阿南说,程序员容易陷入自己给自己搭建的体系和空间中,痴迷时,觉得周遭一切都无关紧要。所以有些程序员不太讲究个人形象,有些则不善也不愿与人交流。
程序员邓凌华认为自己在生活中的思维模式“有些怪异”,“比如家里电器的说明书,我每一条都要看,然后严格执行,睡觉的时候肯定要把插座关掉或者拔掉。”这些习惯他不仅自己遵守,也曾经尝试让身边的人遵守,却发现很多人并不是这么“严谨”、“守规矩”的。
哪怕同一个公司里,程序员与美术人员都因处事方式不同而时常碰撞,“美术人员都是搞艺术的,很随性,但是我们就很严谨。”正因为这样的原因,有了多年工作经验的邓凌华常常不放心新人与其他部门的人沟通,时常提醒新人注意沟通方式。
除了有“哲学家的世界”,波人公司有更大的“野心”,创立人范小虎的目标是“创造一个新的世界”,“波人”就是这个新世界里的不可思议的生物,象征着快乐和自由。
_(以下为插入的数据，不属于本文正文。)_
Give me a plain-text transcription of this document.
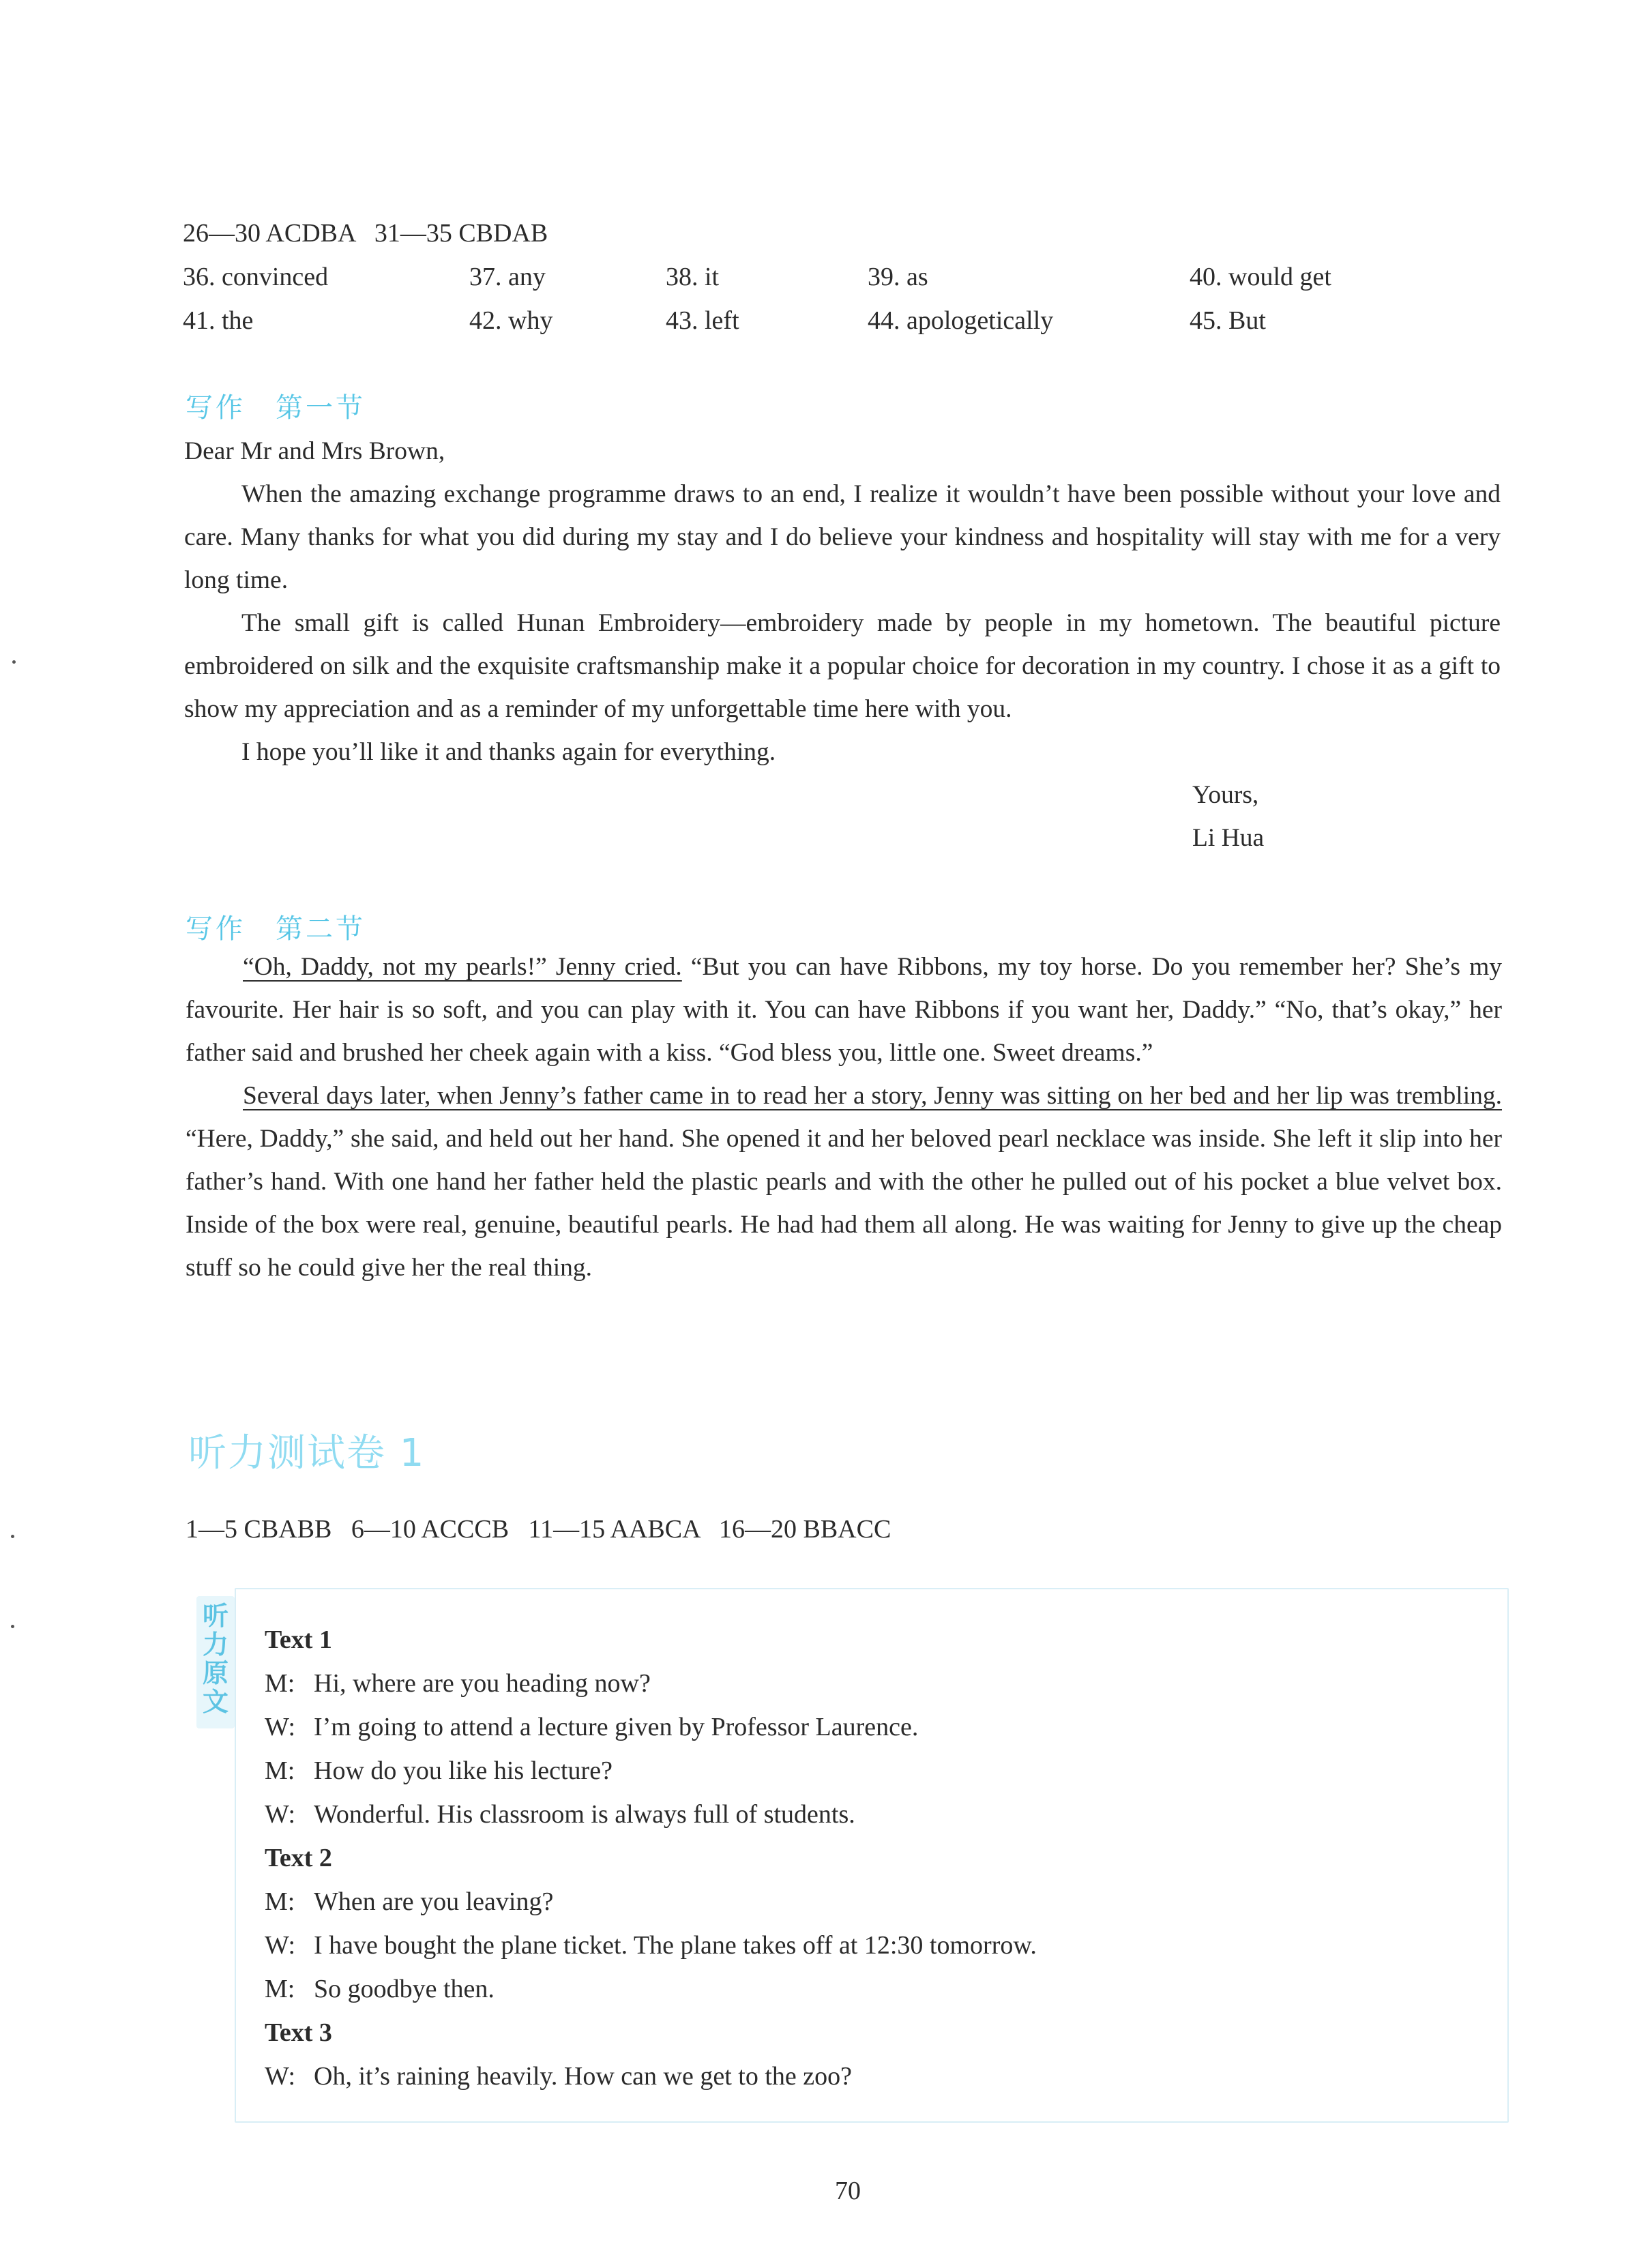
26—30 ACDBA   31—35 CBDAB
36. convinced	37. any	38. it	39. as	40. would get
41. the	42. why	43. left	44. apologetically	45. But
写作　第一节
Dear Mr and Mrs Brown,
When the amazing exchange programme draws to an end, I realize it wouldn’t have been possible without your love and care. Many thanks for what you did during my stay and I do believe your kindness and hospitality will stay with me for a very long time.
The small gift is called Hunan Embroidery—embroidery made by people in my hometown. The beautiful picture embroidered on silk and the exquisite craftsmanship make it a popular choice for decoration in my country. I chose it as a gift to show my appreciation and as a reminder of my unforgettable time here with you.
I hope you’ll like it and thanks again for everything.
Yours,
Li Hua
写作　第二节
“Oh, Daddy, not my pearls!” Jenny cried. “But you can have Ribbons, my toy horse. Do you remember her? She’s my favourite. Her hair is so soft, and you can play with it. You can have Ribbons if you want her, Daddy.” “No, that’s okay,” her father said and brushed her cheek again with a kiss. “God bless you, little one. Sweet dreams.”
Several days later, when Jenny’s father came in to read her a story, Jenny was sitting on her bed and her lip was trembling. “Here, Daddy,” she said, and held out her hand. She opened it and her beloved pearl necklace was inside. She left it slip into her father’s hand. With one hand her father held the plastic pearls and with the other he pulled out of his pocket a blue velvet box. Inside of the box were real, genuine, beautiful pearls. He had had them all along. He was waiting for Jenny to give up the cheap stuff so he could give her the real thing.
听力测试卷 1
1—5 CBABB   6—10 ACCCB   11—15 AABCA   16—20 BBACC
听
力
原
文
Text 1
M: Hi, where are you heading now?
W: I’m going to attend a lecture given by Professor Laurence.
M: How do you like his lecture?
W: Wonderful. His classroom is always full of students.
Text 2
M: When are you leaving?
W: I have bought the plane ticket. The plane takes off at 12:30 tomorrow.
M: So goodbye then.
Text 3
W: Oh, it’s raining heavily. How can we get to the zoo?
70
当然,范小虎和团队不是想颠覆什么,他们想创造的是一款名为《不可思议新世界》的客户端网游,团队将自己对世界的认识和想象融进游戏里,比如广州的各种建筑就用市花木棉花做雏形。
宅?我们只是爱学习
回家安安静静地当个美男子,让自己越来越牛×。
多数程序员一周能休息一天半,根据“夜间动物”的属性,他们在休息日的起床时间至少已经是上午10点了。看书、看帖子、看动漫、看美剧,是年青一代的程序员干得最多的事。
23岁的小李(化名)是广州一家大型IT公司的程序员,刚毕业,在广州无亲无故。休息日就宅在家里苦练“内功”,看各种与工作相关的书籍和论坛,哪怕是工作日,晚上回去也一定学习半个小时,“让自己越来越牛×。”小李说,自己就是喜欢写代码,不觉得累。
同小李一样,波人游戏公司程序员阿涛也觉得,总体而言,程序员已经是他目前最想从事的工作了。这份热爱,有时成了一种职业病,杨泽涛已经是公司的技术总监,但他对写代码仍有一种忍不住的爱,每次玩游戏都会本能地思考,这个游戏的后台代码是怎么写的。
也有“被迫”的,邓凌华初做网游程序员时,虽已有7年工作经验,但没有接触过游戏代码。当初来到这个新领域时,作为一名从不玩游戏的人,他开始尝试同行的游戏,玩了五六款以后,心里有了点谱。“从技术角度来说,他们做的,我们也能做。”他买了不少书,一边看,一边写程序进行调试。“那个时候,每天早上6点钟就自然醒了,就想去干活,忙得连喝水都会忘记。”想起那段时光,他眼里闪着挑战者的光芒。